I have daemontools starting apache2 with "-D PHP -D SSL -D NO_DETATCH"

And here are the last few lines of my apache log:

 *Quote:*   

> 
> 
> Jan 31 07:44:27 mathaw apache2[16583]: [info] Init: Initializing OpenSSL library
> 
> Jan 31 07:44:27 mathaw apache2[16583]: [info] Init: Seeding PRNG with 136 bytes of entropy
> ...

 

Any help would be great, thanks.

----------

## bcressey

 *Quote:*   

> 
> 
> Trying [IP address]...
> 
> Connected to [IP address].
> ...

 

Results of telnetting to your host on port 80. 

You need to remove the following chunk from your non-SSL vhost:

 *Quote:*   

> 
> 
> <IfModule mod_ssl.c> 
> 
>         SSLEngine on 
> ...

 

This is so you don't turn on SSL for non-SSL connections.

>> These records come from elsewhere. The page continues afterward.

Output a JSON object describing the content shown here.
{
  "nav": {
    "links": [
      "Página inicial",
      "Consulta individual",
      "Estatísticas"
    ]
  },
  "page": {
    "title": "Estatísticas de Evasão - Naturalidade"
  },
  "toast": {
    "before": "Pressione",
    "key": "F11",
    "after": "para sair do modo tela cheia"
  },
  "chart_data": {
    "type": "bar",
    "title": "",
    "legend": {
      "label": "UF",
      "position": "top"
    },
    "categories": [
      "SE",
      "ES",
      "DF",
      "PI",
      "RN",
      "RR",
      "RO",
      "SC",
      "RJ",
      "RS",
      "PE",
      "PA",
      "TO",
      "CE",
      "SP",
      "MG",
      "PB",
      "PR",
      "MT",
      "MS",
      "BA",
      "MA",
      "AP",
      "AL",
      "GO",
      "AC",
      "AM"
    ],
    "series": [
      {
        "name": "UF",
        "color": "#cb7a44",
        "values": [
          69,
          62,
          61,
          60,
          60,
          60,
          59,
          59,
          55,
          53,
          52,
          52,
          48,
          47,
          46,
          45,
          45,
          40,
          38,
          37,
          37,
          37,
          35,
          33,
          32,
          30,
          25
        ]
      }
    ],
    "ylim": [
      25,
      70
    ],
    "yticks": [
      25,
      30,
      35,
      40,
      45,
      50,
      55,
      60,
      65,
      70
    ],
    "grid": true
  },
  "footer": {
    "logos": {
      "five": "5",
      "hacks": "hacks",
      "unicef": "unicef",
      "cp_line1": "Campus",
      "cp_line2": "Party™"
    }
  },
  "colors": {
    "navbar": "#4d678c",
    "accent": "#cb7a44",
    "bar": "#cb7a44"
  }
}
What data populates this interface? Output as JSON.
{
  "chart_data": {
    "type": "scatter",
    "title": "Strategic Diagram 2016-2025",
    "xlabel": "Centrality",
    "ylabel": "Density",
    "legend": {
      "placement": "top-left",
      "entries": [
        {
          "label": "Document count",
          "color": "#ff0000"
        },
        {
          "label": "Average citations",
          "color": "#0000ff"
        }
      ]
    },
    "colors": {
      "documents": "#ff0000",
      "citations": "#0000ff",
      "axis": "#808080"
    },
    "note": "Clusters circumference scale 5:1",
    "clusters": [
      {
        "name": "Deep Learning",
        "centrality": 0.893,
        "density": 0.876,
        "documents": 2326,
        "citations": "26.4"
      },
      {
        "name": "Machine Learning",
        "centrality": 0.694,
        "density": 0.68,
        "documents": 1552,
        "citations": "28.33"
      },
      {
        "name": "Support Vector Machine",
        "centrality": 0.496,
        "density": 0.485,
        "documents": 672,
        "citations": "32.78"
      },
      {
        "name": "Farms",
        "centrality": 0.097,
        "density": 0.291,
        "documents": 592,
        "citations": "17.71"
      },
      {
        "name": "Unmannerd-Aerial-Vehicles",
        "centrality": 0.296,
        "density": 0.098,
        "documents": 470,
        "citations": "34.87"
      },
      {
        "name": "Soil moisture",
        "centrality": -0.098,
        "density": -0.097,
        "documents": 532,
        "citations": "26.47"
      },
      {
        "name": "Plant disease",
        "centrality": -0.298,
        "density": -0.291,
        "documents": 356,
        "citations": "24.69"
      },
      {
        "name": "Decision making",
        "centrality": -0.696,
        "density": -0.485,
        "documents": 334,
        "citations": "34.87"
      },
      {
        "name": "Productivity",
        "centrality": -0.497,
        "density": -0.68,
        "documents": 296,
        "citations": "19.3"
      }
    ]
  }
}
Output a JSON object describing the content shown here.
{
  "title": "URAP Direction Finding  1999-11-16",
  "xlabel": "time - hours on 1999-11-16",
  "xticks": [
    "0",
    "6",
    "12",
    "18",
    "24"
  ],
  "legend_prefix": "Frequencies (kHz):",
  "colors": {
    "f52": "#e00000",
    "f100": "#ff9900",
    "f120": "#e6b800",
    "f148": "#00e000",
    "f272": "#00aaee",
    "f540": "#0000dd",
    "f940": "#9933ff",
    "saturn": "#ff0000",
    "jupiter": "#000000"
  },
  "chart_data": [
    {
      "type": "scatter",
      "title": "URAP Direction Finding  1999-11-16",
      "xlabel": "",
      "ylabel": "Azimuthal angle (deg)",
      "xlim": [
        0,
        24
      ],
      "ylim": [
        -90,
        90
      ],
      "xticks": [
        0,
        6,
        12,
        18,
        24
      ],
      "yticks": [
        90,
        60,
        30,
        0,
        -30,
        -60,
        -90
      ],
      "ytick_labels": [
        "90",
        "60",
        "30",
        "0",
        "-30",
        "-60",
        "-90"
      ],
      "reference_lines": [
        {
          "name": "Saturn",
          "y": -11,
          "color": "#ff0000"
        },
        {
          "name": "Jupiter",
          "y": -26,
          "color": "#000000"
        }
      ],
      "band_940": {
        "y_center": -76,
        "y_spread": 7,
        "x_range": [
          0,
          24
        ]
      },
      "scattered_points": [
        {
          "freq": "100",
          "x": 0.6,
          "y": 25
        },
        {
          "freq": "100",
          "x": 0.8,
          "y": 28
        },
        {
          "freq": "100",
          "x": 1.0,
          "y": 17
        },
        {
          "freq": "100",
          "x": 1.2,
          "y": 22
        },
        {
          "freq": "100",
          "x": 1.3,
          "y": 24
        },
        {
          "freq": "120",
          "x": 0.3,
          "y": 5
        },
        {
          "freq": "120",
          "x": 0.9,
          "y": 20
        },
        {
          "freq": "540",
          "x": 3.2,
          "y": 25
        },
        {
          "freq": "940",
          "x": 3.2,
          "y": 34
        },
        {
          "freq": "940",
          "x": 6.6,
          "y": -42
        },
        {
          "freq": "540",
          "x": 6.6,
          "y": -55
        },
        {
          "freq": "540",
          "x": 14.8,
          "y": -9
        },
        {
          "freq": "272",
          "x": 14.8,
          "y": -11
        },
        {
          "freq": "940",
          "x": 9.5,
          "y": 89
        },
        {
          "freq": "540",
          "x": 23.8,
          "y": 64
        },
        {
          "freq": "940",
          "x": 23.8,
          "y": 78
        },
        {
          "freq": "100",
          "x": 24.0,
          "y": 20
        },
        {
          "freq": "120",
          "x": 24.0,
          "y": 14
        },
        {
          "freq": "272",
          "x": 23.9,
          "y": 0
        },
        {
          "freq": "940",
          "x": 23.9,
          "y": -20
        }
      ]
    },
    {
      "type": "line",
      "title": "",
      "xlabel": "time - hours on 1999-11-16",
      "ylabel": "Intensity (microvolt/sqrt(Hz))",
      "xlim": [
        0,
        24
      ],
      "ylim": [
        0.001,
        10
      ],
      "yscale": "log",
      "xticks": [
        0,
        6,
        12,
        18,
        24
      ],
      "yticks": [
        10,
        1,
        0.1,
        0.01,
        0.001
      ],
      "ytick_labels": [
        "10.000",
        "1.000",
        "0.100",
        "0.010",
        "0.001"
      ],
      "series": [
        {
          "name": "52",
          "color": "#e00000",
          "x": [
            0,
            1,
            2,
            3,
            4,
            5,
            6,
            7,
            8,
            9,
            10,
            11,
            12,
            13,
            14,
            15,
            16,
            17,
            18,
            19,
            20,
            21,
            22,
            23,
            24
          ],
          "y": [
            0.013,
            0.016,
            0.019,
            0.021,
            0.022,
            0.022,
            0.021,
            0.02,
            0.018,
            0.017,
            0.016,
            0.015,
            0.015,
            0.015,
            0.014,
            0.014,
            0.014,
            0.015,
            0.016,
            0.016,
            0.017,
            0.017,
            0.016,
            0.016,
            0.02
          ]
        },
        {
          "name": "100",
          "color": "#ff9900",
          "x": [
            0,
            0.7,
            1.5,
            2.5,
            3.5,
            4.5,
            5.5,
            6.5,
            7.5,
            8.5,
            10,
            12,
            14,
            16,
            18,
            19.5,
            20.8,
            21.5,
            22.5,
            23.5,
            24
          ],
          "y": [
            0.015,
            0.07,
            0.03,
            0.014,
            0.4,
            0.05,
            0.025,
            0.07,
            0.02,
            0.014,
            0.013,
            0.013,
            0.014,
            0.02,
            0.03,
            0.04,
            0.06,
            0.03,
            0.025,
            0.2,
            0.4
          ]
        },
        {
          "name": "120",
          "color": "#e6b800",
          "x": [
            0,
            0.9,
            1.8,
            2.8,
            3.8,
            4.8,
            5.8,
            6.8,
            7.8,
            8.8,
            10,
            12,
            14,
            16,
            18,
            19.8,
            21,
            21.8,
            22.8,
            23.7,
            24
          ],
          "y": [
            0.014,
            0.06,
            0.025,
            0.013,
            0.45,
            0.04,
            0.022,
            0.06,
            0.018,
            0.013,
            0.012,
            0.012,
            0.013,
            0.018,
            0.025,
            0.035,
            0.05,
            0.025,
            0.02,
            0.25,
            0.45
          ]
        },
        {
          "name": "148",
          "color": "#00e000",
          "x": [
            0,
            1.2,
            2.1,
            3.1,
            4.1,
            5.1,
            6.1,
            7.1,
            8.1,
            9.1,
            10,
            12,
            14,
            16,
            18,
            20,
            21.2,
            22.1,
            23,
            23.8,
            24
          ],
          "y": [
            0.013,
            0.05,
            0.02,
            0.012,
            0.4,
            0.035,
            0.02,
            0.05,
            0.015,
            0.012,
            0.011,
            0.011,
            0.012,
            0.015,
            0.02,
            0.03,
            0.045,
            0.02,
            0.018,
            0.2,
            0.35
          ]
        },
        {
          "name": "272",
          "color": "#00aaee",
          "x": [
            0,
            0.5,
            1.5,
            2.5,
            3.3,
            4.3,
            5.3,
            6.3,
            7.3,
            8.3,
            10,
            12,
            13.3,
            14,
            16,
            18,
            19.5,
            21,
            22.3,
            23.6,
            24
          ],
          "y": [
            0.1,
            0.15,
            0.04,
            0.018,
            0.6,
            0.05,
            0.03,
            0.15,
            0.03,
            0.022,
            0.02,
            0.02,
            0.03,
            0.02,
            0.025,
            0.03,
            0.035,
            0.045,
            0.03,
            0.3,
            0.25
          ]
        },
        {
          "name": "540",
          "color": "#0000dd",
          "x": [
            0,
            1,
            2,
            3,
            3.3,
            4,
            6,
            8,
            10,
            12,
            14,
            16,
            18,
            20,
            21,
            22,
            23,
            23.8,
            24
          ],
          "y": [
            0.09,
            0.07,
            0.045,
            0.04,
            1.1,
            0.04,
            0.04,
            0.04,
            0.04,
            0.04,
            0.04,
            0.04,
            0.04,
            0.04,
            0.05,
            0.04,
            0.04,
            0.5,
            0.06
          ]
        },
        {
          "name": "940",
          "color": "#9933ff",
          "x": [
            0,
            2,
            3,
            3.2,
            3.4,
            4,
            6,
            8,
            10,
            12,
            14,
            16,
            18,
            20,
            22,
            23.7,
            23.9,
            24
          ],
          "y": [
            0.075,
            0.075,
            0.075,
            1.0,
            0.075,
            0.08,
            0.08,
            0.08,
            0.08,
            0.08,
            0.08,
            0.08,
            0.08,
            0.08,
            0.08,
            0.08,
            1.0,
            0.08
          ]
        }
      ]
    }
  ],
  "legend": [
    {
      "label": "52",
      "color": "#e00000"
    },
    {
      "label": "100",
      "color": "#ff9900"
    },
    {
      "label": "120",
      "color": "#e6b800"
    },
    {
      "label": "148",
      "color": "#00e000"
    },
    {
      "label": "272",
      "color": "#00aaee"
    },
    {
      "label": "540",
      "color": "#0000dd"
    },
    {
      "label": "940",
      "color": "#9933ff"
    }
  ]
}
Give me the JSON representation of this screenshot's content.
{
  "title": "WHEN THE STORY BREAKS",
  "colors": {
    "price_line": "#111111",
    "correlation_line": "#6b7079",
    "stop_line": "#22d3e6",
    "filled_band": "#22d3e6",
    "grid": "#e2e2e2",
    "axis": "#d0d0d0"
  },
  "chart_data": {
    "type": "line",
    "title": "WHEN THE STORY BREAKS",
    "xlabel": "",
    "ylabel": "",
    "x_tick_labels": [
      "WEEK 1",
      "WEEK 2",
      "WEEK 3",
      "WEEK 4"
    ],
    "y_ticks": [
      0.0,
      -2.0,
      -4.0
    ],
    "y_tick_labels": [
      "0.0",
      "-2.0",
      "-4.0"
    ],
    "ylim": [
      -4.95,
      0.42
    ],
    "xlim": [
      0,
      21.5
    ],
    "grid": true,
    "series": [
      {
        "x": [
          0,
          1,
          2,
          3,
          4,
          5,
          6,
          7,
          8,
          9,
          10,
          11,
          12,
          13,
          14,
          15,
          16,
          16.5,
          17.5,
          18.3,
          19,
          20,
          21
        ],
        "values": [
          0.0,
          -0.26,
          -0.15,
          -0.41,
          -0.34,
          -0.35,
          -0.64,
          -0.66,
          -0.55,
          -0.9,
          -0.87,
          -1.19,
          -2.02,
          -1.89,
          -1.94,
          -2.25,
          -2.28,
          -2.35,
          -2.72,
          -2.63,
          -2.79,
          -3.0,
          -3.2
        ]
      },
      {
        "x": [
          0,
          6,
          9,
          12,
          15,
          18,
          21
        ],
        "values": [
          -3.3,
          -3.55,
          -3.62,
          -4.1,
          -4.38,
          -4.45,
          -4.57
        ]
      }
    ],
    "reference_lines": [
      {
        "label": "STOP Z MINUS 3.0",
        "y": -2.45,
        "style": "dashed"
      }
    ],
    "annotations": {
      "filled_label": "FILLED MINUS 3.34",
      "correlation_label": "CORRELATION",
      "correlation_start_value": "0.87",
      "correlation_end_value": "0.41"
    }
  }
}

(Edited to remove the references to your hostname in your config section.)

----------

## adamtheo

Thanks, bcressey! That was the solution. I forgot all about that section, thinking I had commented it out already.

----------

## adamtheo

Here's my final result for those having the same problem:

Instead of using the vhost.conf file, I have put each virtual host in a seperate file, for easy maintainability (you could easily lump all the virt hosts in the same file as default Gentoo does, though).

 *Quote:*   

> 
> 
> /etc/apache2/conf/theoretic.conf
> 
> <VirtualHost 66.45.74.31:80>
> ...

 

 *Quote:*   

> 
> 
> /etc/apache2/conf/theoretic.ssl.conf
> 
> <VirtualHost 66.45.74.31:443>
> ...

 

----------

## smukec

I've got a similar problem and solved somehow.

But now I don't get local characters correctly. Well, I get them if I connect https, but not for http.

I have a fixed IP on the router and then port 80 and 443 natstatic to internal ip. Currently I test it internally.

----------